A student’s guide to the 2016 candidates: Carly Fiorina

Since her much-lauded performance during the first Republican debate, presidential candidate Carly Fiorina has been climbing up the polls. Following the second Republican debate, which premiered Sept. 16, Fiorina now occupies third place with 11.8 percent of voters, according to Real Clear Politics. 

Fiorina’s main executive experience comes from her troublesome time as a CEO. Her campaign website said during her time as the first female executive of a Fortune 500 company, revenues increased at Hewlett-Packard Co. (HP) and the company grew to 11th biggest in the U.S. However, HP fired 30,000 employees under Fiorina as the company’s stock plunged, according to the Washington Post. 

Because of her record at HP, Fiorina was removed as CEO by the board of directors. Before running for president, Fiorina took board positions at several nonprofits, as well as director positions with Kellogg, Cisco, Merck and Taiwan Semiconductor, according to CBS News. However, she has not held another CEO position. 
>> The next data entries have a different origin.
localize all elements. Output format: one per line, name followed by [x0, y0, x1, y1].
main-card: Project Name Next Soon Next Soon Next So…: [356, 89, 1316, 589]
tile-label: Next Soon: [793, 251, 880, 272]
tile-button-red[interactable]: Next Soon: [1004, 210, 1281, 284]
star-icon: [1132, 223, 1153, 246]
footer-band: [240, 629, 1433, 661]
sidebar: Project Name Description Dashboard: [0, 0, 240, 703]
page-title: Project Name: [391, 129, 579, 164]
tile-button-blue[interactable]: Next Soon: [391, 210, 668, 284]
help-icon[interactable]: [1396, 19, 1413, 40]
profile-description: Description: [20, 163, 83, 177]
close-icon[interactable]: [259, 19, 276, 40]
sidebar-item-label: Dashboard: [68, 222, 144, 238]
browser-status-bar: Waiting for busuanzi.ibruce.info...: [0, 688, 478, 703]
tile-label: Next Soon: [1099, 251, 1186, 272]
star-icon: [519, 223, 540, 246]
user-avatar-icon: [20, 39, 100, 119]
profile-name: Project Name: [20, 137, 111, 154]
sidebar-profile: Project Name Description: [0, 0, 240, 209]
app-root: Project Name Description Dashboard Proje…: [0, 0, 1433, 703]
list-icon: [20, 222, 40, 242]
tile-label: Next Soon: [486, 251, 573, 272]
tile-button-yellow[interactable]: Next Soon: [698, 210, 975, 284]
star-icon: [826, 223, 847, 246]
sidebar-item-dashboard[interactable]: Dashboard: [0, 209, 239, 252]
Beyond her controversial business experience, Fiorina brings much-needed diversity to a Republican party that is primarily white and male. As reported by Pew Research, between 36 and 52 percent of women are democrats, while 43 percent of men are republicans. Fiorina is also the only female candidate other than Hillary Clinton, a democrat. 

Additionally, Fiorina can ride the wave of support for “non-establishment” candidates, which has also been cited as pushing up neurosurgeon Ben Carson and real-estate tycoon Donald Trump, according to a Washington Post article. 

Fiorina has also spoken out on social issues, including abortion. She has publically opposed Planned Parenthood after the organization’s recent videotape scandal, saying in an interview with CNN the video is “depraved,” condemning the “casual nature with which these people were talking about fetuses.”

The Planned Parenthood video sparked widespread controversy over the organization’s sustained federal funding, which Fiorina supports cutting, according to an interview on the Hugh Hewitt Show.

On the issue of drug legalization, Fiorina has come out against legalizing recreational marijuana. In an interview with Yahoo, Fiorina said that she denied medical marijuana after her breast-cancer chemotherapy, though she is not opposed to medical marijuana. She has also said she views drug legalization as a states’ rights issue, according to The Hill. 

“I think what we’re doing when we legalize marijuana is that we’re sending a signal to young people that marijuana is just like beer,” Fiorina said during the Yahoo interview. “It’s not. If we want to treat marijuana as a medicine, then fine. Regulate it like a medicine.” 

Fiorina’s knowledge regarding drug addiction stems from her stepdaughter, who died from a drug overdose after complications involving prescription medication and an eating disorder. During the Sept. 16 Republican debate, Fiorina said she approves of drug intervention and criminal justice reform as appropriate methods to curb drug addiction. 

“This is something that hits really close to home to me, and when we incarcerate people for abuse of drugs, we are not helping them,” she said during an interview with Fox & Friends. “We do have to have a different approach to addictions of all kinds.”

On President Barack Obama’s health care law, otherwise known as The Affordable Care Act, Fiorina supports the individual mandate, which requires every American to have health insurance. She also supports protections for people with pre-existing conditions. However, as a whole, Fiorina still disagrees with The Affordable Care Act and prefers a typical Republican solution of “subsidized high-risk pools,” as reported by CNN.

Overall, Fiorina runs on a campaign against what she calls “identity politics … lowered expectations … (and) the political class,” according to her official campaign website.   

“It’s time for us to empower our citizens, to give them a voice in our government — to come together to fix what’s been broken in our politics and our government for too long. We can do this, together,” she said in a campaign video on her website.